August 28, 2018, 2:26pm HST
Hawaii Gov. David Ige on Tuesday confirmed that the state will relocate the Oahu Community Correctional Center to the site of the state’s animal quarantine facility in Honolulu and said the state would consider partnering with a private developer to build the new $525 million facility.
The 38-acre animal quarantine site in Halawa, which straddles the H-3 freeway near the interchange with H201, or the Moanalua Freeway, was identified last fall as the state’s preferred location for the jail, which currently sits on 16.46 acres on Dillingham Boulevard in Kalihi.
Ige’s acceptance of the final environmental impact statement was published Thursday in the state Office of Environmental Quality Control’s Environmental Notice. The governor said the next step is for the state to figure out with the Legislature how to finance the $525 million project, which includes $17.5 million for a new, smaller animal quarantine facility on the western portion of the property.
“[General obligation] bond funding of the facility is one option and public private partnership is the other, where we would engage a private sector partner,” Ige said at a news conference at the state Capitol. “It would be mainly in the design and development of the facility; the operations would continue to be a state-operated facility.”
The state must also acquire a portion of the eastern side of the site from the Navy, which is working to assess contaminants on the property, said state Comptroller Roderick Becker.

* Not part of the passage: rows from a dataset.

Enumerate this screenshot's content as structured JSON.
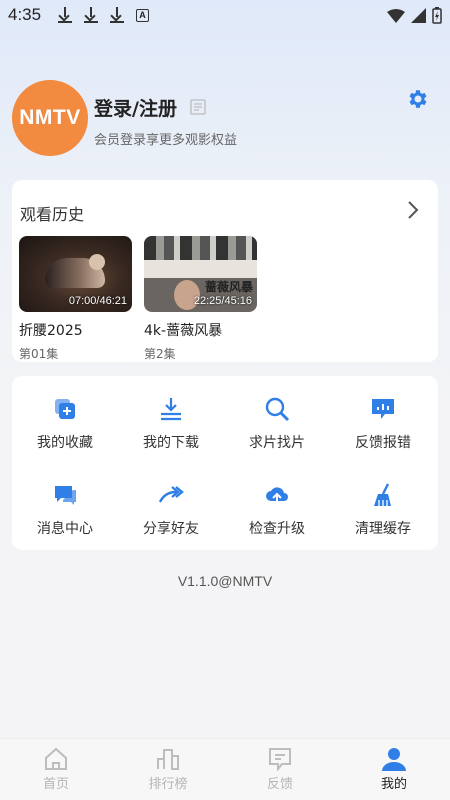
{
  "status_bar": {
    "time": "4:35",
    "notif_letter": "A"
  },
  "profile": {
    "avatar_text": "NMTV",
    "login_title": "登录/注册",
    "subtitle": "会员登录享更多观影权益"
  },
  "history": {
    "title": "观看历史",
    "items": [
      {
        "name": "折腰2025",
        "episode": "第01集",
        "time": "07:00/46:21"
      },
      {
        "name": "4k-蔷薇风暴",
        "episode": "第2集",
        "time": "22:25/45:16",
        "art_text": "蔷薇风暴"
      }
    ]
  },
  "tools": [
    {
      "label": "我的收藏",
      "icon": "favorites-icon"
    },
    {
      "label": "我的下载",
      "icon": "download-icon"
    },
    {
      "label": "求片找片",
      "icon": "search-icon"
    },
    {
      "label": "反馈报错",
      "icon": "feedback-icon"
    },
    {
      "label": "消息中心",
      "icon": "message-icon"
    },
    {
      "label": "分享好友",
      "icon": "share-icon"
    },
    {
      "label": "检查升级",
      "icon": "upgrade-icon"
    },
    {
      "label": "清理缓存",
      "icon": "broom-icon"
    }
  ],
  "version": "V1.1.0@NMTV",
  "bottom_nav": [
    {
      "label": "首页",
      "icon": "home-icon",
      "active": false
    },
    {
      "label": "排行榜",
      "icon": "ranking-icon",
      "active": false
    },
    {
      "label": "反馈",
      "icon": "feedback-nav-icon",
      "active": false
    },
    {
      "label": "我的",
      "icon": "profile-icon",
      "active": true
    }
  ],
  "colors": {
    "accent": "#2f7fe6",
    "avatar_bg": "#f28a3f",
    "inactive": "#b5b5b5"
  }
}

The Department of Accounting and General Services is working with the Department of Public Safety, which operates the state’s jails and prisons, on the project.
The acquisition time may be lengthy, but the project’s architect, Tom Rudary of AHL, formerly known as Architects Hawaii Ltd., said there would be no vertical construction on the Navy portion of the site, so the project could move forward and still function without it.

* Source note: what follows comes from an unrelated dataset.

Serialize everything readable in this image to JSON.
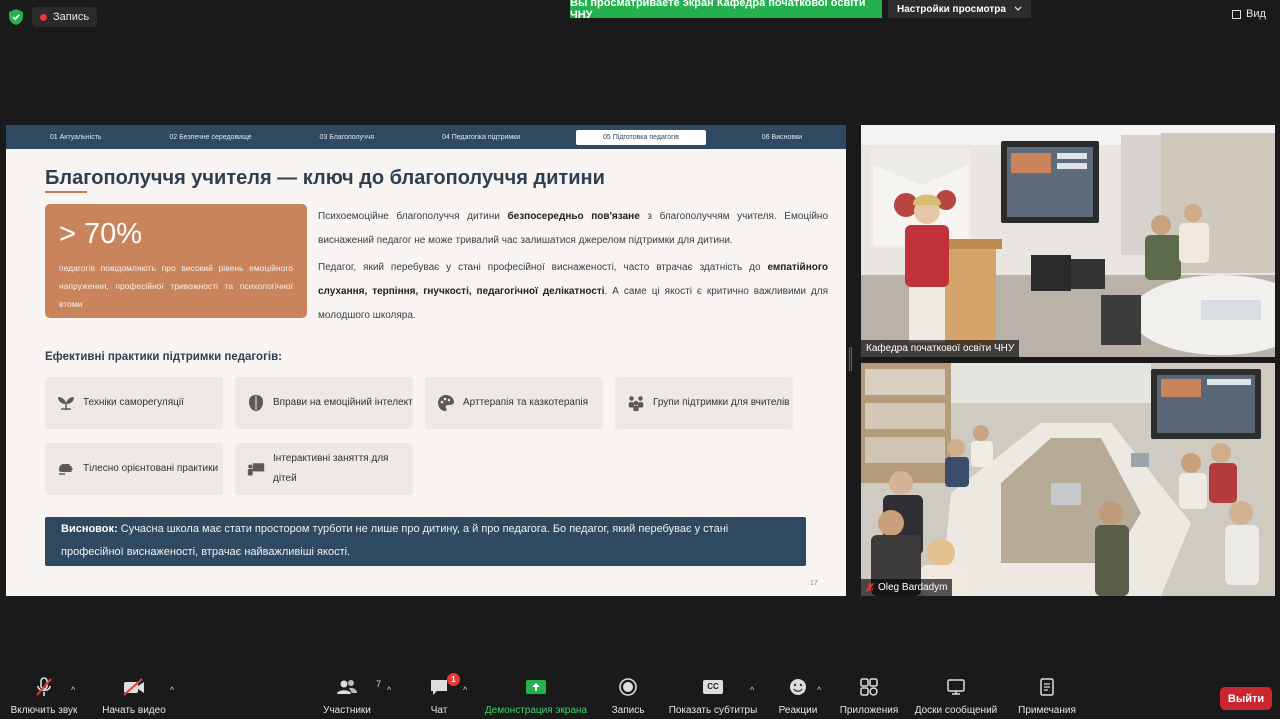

The new jail, which is projected to open in 2023, would relieve the current overcrowding at the current detention center. OCCC was built to house 954 inmates, but the population on Tuesday alone was 1,222, said Nolan Espinda, director of the Department of Public Safety, which operates the jail.
The new facility will have a total of 1,335 beds, which includes 1,044 beds in a detention building and another 288 beds in a separate building for work-furlough inmates.
Espinda, who said he was “absolutely elated” about the plans for the new OCCC, said work is expected to start soon on three other prison expansion projects in Hilo and on Maui and Kauai.
The OCCC project also includes an upgrade and expansion of the Women’s Community Correctional Center in Kailua. There currently 144 women inmates housed at OCCC in three separate areas.
Becker said the $525 million pricetag doesn’t include the women’s facility. The Legislature has already appropriated $40 million for design and construction during the last session.
The state will consider what to do with the existing OCCC site, which is along the Honolulu rail route, in a couple of years. Ige noted that the state has already held meetings with the Kalihi community on what their vision for the property might be.
“Once the construction begins on new facility then we can begin to talk about a timetable for redevelopment of the existing site” Ige said, adding that the community has expressed an interest in job opportunities, open space and affordable housing. "I think all of those opportunities for that site would be available to begin the next phase of community conversations.”